Guardians Wayan, Dionisius, Utama and Agung
with a turtle statue at Kuta
"It was not like this 10 years ago," says Agung Tresna, the Kuta beach community volunteer security chief, who doubles as guardian of turtle eggs with the support of I Wayan Wiradnyana, the Bali sea turtle campaign co-ordinator of ProFauna, an Indonesian wildlife NGO.
"Balinese people used to eat turtles," he says. "They used to have turtle satay, turtle soup and lawar, a turtle meat and vegetable dish. They made ornaments from turtles and used the turtle head and body for offerings to the gods in Hindu temple ceremonies.
"But tourists, especially Australians, protested at this practice. So in 2000, the Kuta community decided to bring back nature. We decided to make the beach safe not only for people but for all life, including turtles."
ProFauna began public awareness and education campaigns to protect the turtles. It invoked Indonesia's 1990 Wildlife Act, which deems the poaching of sea turtles for meat consumption or trade illegal. Offenders face five years' jail and a 100 million rupiah fine.

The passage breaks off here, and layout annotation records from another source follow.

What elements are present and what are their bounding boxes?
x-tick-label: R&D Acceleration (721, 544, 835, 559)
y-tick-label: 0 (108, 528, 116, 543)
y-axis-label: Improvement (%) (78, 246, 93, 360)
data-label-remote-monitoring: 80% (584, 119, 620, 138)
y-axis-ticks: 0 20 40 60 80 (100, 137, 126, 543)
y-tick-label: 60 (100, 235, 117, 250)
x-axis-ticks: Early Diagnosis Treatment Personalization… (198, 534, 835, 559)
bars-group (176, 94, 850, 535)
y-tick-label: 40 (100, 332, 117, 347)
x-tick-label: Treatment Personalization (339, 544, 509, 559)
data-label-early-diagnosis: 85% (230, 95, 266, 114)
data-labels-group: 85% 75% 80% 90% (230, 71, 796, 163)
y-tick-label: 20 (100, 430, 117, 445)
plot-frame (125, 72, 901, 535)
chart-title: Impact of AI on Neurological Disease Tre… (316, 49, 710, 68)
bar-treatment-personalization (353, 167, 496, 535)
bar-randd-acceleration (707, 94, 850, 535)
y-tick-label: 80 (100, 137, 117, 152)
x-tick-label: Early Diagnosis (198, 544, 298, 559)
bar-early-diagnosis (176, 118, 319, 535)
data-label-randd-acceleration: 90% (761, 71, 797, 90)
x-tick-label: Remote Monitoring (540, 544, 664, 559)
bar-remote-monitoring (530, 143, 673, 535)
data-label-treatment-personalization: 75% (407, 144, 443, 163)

"Sea turtles are an endangered species and research shows only one in 1000 baby turtles survives to adulthood," says Wayan, who is pleased most Balinese people now refrain from turtle consumption.
According to Agung, only one turtle turned up on the beach in 2002 to lay eggs. Then there were three the following year.
He used to cover the eggs with bamboo to protect them but in August 2004, he recalls, he was devastated when a big wave swept away the eggs.
Since then, he has created a makeshift hatchery, a mound of sand, near his office close to the entrance of Kuta Beach. All eggs laid on the 4km Kuta stretch, from the airport to Legian, are carefully collected and buried in the hatchery.
Plans are under way to build a permanent turtle-shaped hatchery with an education centre next to it.
Agung collected 2400 eggs in 2008 and 5000 last year and expects even more this year. He is excited about the support from locals and tourists.
As I was speaking to Agung, Phil Mulhern, of Mandurah, rocked up with his six-year-old son Blake and thrust 20,000 rupiah into Agung's hand, saying it was for the turtle program before wandering off to survey the hatchery.
"Many Australian tourists do this, they are our biggest supporters," says Agung. "The Rotary Club of Moora has helped us and there was someone from Perth who gave us titanium tags and applicators so we could tag the turtles," he says.
Agung and Wayan are now looking forward to the next few months, when they will collect the eggs and get tourists and locals to help release the newborn turtles.